Question

I don't think it is RESTful when authorization infiltrates into the representations of resources. The identity of the current user is strictly client state, so it should not effect on the representation of a resource except if identification factors or user id or permission details is sent with the request.

If you were using sessions this would be the stateful part of the process: For example if you want to read the profile page of somebody, you will have 2 representations: users/123 and users/123?editable=true. It depends on the permissions of the session whether you can choose the editable one. Where should the editable link appear? If it appears in the /users/123 representation only in that case if you have the permissions, then it violates the statelessness constraint of the service, because the representation of the resource will depend on the permissions of the current session. :S So if you want to have different representation for each user then you have to send something about this with every request.

Does anybody have a good solution for that? Is it possible to use sessions and separate the stateful part from the service?

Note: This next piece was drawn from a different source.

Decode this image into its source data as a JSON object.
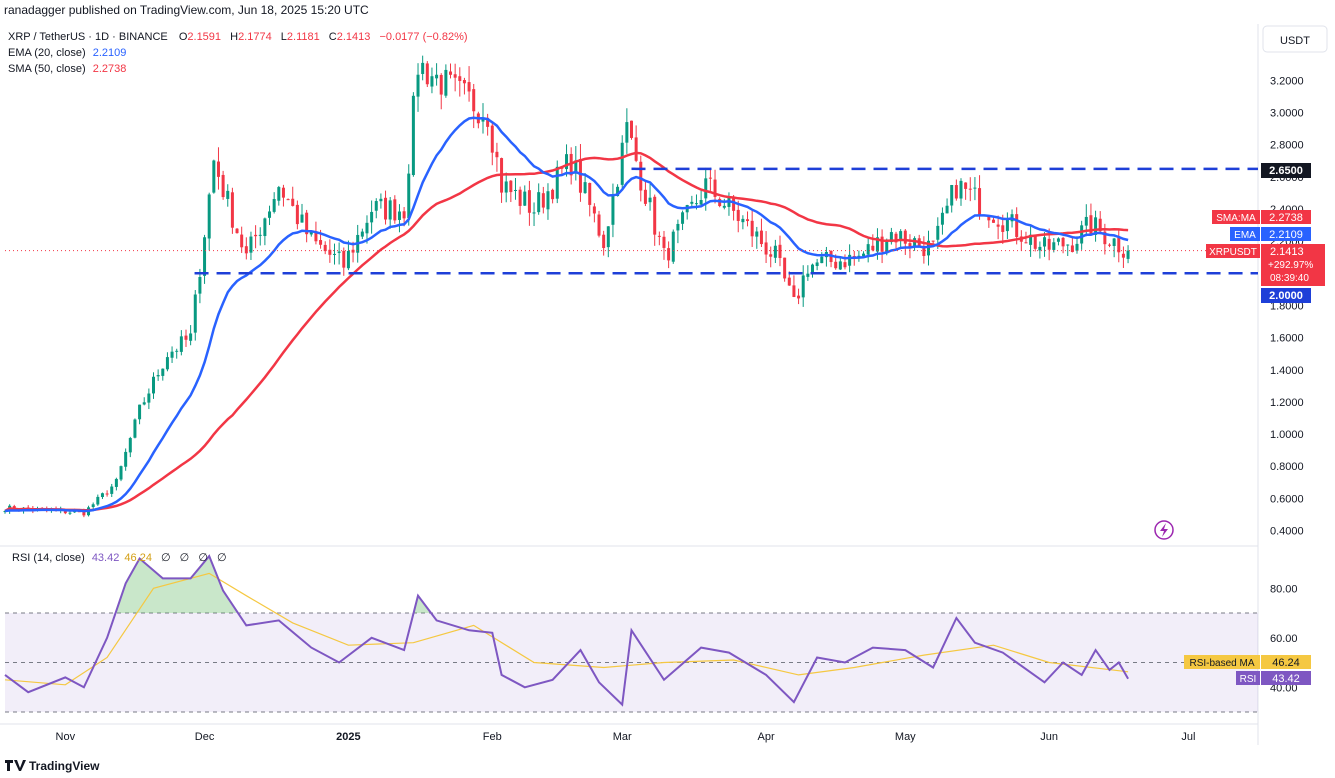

Is it possible to completely separate the permissions dependent part from the resource dependent part by creating the response? (In that case the resource dependent part would be well maintainable even with sessions and it would be much easier to cache it.)

Was it helpful?

Solution

Should a RESTful representation depend on user permissions?

Yes.

I don't think it is RESTful when authorization infiltrates into the representations of resources. The identity of the current user is strictly client state, so it should not effect on the representation of a resource except if identification factors or user id or permission details is sent with the request.

It is client state, but you can send it with every message, so it does not violate the stateless constraint.

Is it possible to use sessions and separate the stateful part from the service?

Server side sessions are not allowed because they would violate the stateless constraint.